A recent article in the Life/Parent section of The Toronto Star took on a topic we’ve been seeing more of these days: motherhood regret. This article, “Mothers not alone in regret over having children” speaks to one of the most central pronatalist myths that all too often drives women to have children.
A Central Pronatalist Myth
A powerful ideology and set of beliefs that has influenced society for many generations, pronatalism exalts the role of parenthood. It tells us that motherhood will be the most fulfilling experience in a woman’s life – it even defines ‘true’ meaning and fulfillment in life.
So many women go into pregnancy and motherhood with this expectation. Yet it does not always deliver, and when it doesn’t, it can drive the experience of regret. As sociologist and author of Regretting Motherhood, Orna Donath says,
“While the majority of the women in the study loved their children, they felt pressure from society to think motherhood was also the best thing that had ever happened to them. When they didn’t feel that overwhelming joy, they regretted their children.”
And when they feel regret, pronatalist dogma tells them they can’t admit it – why? Because they are supposed to feel it is the best thing that has ever happened to them, and they don’t.
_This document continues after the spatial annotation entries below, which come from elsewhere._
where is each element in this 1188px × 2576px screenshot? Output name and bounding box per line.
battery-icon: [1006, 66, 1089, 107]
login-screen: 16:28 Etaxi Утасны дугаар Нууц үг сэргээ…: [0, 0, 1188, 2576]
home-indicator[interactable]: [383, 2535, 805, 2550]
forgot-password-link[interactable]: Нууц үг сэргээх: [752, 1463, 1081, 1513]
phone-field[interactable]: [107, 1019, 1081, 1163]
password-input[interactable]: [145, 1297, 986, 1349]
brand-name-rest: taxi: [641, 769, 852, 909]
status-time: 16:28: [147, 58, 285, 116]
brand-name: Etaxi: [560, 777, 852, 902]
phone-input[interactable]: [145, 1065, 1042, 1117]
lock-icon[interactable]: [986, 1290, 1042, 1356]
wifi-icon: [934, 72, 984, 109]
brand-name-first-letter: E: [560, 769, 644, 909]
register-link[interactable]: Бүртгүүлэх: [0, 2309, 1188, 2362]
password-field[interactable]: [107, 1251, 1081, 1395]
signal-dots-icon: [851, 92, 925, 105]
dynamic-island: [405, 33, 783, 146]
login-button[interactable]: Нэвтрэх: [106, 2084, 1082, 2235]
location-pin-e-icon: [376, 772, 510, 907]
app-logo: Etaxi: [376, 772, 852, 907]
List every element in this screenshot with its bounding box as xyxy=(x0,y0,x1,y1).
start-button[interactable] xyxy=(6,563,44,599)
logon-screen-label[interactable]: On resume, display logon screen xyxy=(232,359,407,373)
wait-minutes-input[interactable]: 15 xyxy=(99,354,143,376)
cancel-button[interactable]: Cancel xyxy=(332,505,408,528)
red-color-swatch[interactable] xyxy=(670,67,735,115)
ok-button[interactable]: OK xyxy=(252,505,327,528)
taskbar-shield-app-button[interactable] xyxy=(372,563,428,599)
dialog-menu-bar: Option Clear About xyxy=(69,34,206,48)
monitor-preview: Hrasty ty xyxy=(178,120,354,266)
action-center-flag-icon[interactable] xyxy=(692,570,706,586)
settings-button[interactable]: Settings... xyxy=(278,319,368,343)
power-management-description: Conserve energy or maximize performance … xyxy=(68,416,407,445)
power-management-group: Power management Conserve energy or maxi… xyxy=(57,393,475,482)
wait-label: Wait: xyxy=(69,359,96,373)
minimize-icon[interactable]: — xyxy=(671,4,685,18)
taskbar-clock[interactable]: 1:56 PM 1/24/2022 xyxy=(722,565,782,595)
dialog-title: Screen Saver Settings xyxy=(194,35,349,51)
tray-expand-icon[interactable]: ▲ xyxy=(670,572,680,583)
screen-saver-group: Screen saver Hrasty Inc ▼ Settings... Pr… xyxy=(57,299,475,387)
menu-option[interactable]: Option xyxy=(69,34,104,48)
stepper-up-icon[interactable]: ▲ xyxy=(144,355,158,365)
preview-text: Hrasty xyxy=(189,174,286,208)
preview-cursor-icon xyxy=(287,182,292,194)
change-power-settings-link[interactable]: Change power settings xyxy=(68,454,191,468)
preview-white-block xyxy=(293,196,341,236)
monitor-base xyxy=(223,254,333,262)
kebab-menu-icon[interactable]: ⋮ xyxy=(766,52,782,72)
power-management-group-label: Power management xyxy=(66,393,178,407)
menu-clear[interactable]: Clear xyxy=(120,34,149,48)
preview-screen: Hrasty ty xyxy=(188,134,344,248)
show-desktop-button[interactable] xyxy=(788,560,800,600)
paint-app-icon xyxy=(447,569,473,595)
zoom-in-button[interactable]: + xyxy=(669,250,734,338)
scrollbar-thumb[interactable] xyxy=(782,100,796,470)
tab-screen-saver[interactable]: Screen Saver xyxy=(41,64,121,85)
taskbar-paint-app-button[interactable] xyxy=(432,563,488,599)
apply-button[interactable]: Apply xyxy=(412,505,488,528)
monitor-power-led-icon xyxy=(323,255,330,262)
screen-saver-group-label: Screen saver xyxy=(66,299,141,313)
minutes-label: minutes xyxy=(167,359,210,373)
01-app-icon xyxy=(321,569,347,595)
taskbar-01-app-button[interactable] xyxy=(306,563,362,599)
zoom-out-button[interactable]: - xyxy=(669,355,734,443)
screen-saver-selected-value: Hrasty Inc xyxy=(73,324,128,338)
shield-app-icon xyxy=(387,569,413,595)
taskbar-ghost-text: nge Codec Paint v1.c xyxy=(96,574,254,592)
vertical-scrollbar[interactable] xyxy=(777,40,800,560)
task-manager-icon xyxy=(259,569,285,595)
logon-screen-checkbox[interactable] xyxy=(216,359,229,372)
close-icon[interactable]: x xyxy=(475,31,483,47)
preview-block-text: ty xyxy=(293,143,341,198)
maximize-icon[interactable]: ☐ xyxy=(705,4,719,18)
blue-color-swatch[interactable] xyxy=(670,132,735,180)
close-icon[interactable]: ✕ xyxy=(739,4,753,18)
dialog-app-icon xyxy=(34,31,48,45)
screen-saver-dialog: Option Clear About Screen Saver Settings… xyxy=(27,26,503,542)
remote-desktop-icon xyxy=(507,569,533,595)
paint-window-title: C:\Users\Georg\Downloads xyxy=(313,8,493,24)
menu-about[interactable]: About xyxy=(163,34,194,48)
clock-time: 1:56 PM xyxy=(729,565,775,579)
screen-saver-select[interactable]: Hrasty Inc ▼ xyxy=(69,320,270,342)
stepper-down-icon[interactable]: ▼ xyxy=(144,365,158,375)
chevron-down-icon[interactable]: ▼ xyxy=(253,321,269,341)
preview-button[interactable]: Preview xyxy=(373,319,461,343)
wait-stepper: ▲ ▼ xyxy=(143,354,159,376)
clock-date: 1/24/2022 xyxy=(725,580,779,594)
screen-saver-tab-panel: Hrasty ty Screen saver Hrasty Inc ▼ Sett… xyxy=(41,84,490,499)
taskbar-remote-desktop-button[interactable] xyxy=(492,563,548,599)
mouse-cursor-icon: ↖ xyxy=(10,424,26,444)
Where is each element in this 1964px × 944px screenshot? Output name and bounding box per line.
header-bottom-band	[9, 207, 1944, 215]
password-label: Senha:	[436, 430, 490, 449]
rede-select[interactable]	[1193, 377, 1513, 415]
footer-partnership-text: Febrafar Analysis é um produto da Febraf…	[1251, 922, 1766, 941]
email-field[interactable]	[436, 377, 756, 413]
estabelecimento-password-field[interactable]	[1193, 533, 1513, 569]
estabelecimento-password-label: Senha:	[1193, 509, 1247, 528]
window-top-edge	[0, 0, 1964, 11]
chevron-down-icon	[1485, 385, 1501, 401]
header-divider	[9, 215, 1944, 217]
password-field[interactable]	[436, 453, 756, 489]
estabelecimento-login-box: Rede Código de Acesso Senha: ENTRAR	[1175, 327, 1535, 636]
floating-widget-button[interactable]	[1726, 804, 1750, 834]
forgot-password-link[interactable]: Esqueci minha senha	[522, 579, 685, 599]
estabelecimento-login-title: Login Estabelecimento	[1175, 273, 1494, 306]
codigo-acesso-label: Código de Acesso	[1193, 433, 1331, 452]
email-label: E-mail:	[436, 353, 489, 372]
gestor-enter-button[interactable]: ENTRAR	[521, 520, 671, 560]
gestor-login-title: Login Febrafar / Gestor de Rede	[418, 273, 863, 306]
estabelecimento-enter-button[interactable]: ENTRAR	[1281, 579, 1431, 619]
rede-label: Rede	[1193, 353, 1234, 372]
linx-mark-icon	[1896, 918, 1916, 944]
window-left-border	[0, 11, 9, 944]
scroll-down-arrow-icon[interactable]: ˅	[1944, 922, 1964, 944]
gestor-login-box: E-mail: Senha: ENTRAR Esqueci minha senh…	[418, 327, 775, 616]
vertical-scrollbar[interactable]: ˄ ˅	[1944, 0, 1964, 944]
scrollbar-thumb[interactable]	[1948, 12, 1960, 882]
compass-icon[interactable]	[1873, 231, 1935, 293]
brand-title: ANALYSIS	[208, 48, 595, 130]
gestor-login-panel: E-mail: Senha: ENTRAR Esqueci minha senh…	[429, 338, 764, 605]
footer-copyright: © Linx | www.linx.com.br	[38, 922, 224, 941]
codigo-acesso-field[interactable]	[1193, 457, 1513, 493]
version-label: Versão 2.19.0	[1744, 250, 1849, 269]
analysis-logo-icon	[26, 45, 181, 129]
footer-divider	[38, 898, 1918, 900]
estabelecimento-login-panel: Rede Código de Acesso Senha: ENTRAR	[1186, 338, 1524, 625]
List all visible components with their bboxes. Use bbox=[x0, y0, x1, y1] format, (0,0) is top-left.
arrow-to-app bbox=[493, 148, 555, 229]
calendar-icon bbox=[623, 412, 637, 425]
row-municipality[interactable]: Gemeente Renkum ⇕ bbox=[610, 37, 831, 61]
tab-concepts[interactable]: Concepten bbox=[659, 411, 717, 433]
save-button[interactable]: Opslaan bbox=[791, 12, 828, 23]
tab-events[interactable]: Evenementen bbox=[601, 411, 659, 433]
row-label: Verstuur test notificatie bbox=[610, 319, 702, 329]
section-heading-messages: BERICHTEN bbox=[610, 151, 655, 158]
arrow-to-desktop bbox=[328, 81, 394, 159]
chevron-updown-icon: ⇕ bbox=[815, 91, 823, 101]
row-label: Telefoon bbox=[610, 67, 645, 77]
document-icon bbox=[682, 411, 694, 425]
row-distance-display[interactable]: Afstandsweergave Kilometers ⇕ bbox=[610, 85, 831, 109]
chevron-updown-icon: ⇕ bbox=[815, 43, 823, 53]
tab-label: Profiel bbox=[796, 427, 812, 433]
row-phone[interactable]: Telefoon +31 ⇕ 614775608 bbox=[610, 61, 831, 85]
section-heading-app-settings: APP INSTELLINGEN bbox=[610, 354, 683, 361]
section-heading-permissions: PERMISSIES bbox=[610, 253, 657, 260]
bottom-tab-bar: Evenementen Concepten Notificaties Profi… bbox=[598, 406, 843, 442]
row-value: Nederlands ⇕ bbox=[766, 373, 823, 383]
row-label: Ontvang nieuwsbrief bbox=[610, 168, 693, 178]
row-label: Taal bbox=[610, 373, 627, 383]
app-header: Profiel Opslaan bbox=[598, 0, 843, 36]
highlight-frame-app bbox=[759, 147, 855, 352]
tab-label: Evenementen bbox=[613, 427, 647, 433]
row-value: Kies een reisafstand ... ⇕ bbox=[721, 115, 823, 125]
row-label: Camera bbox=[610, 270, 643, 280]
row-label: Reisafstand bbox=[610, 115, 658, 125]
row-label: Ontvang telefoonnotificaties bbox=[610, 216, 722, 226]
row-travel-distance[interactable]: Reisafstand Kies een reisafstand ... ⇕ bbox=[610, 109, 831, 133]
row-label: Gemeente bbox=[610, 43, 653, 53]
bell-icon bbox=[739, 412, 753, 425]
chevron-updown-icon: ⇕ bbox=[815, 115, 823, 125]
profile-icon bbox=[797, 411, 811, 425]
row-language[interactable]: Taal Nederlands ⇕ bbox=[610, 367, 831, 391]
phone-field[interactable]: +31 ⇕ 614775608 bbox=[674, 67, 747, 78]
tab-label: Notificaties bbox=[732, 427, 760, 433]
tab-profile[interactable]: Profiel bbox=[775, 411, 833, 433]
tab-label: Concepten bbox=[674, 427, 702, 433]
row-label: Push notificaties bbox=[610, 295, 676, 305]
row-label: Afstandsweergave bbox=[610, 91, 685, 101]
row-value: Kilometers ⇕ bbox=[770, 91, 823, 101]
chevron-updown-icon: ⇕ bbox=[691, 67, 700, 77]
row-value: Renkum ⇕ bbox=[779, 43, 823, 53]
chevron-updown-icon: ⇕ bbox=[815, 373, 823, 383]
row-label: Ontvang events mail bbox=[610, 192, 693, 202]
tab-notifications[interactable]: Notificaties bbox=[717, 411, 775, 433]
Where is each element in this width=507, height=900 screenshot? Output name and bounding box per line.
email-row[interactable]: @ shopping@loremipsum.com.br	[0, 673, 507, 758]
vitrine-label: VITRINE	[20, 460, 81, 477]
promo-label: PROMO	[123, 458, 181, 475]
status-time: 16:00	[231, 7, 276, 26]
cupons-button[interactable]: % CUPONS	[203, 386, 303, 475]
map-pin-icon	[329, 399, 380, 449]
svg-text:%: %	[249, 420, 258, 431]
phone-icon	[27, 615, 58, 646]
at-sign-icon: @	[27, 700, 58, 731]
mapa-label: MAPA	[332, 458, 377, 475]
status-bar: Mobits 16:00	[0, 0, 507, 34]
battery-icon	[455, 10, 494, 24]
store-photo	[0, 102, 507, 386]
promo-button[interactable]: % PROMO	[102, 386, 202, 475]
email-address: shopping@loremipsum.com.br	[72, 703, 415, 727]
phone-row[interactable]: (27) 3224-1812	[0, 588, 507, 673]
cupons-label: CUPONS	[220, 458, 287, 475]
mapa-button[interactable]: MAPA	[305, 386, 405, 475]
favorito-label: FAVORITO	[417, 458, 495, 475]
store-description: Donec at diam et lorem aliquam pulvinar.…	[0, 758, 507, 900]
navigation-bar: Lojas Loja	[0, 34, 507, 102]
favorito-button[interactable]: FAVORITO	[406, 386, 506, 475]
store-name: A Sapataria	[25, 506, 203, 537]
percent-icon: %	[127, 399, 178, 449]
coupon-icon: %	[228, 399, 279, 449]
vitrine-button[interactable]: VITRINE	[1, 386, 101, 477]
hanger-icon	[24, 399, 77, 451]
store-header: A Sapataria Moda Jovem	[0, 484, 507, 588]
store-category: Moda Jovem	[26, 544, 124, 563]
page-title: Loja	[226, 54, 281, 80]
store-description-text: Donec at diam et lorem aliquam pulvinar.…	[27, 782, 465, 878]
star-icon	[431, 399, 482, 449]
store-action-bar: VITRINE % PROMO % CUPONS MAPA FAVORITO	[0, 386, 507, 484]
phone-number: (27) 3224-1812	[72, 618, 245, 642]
This leads to living with feelings of shame.
Seeing Reality – Too Late
Idealistic expectations, the taboo of talking about one’s real feelings if they don’t match those expectations, and feelings of shame exemplify how pronatalist myths affect women’s lives in such negative ways.
What’s worse – being made to feel badly is based on myths, not truths. While parenthood can be a path to fulfillment in life, it is but one. And once you become a parent, as Simone Chubb says, “There’s a stigma that it’s supposed to be the time of your life”…“People want to create this facade of the perfect life and the perfect reality, but it’s all just a dream.”
Pronatalism drives the dream, and can shatter that dream, with motherhood regret that can last “their entire lives.”
In The Baby Matrix, I talk about how pronatalist myth drills into our social and cultural hardware that something must be wrong with those who make the childfree choice. But pronatalist myths affect parents too. This Toronto Star article reflects but one example.
Pronatalism impacts women who believe that motherhood will bring “overwhelming joy,” choose to become mothers, then later realize it as an unbelievable experience is not a given. They have to face that becoming a mother was a mistake. Not only does this feel awful, but so does living with the unfair and unjustified shame that comes with this truth.
Pronatalism Begets Regret
Pronatalist beliefs persuade people to enter parenthood based on fantasy, not reality. The good news is, more people are talking about the regret that has resulted from buying the fantasy. Talking the truth will lead to more puncturing of pronatalist myths. The more parenthood decisions can be made from truths, not beliefs that are either outmoded or were never true in the first place, the more we will see people making the best parenthood decision for themselves…and less regret.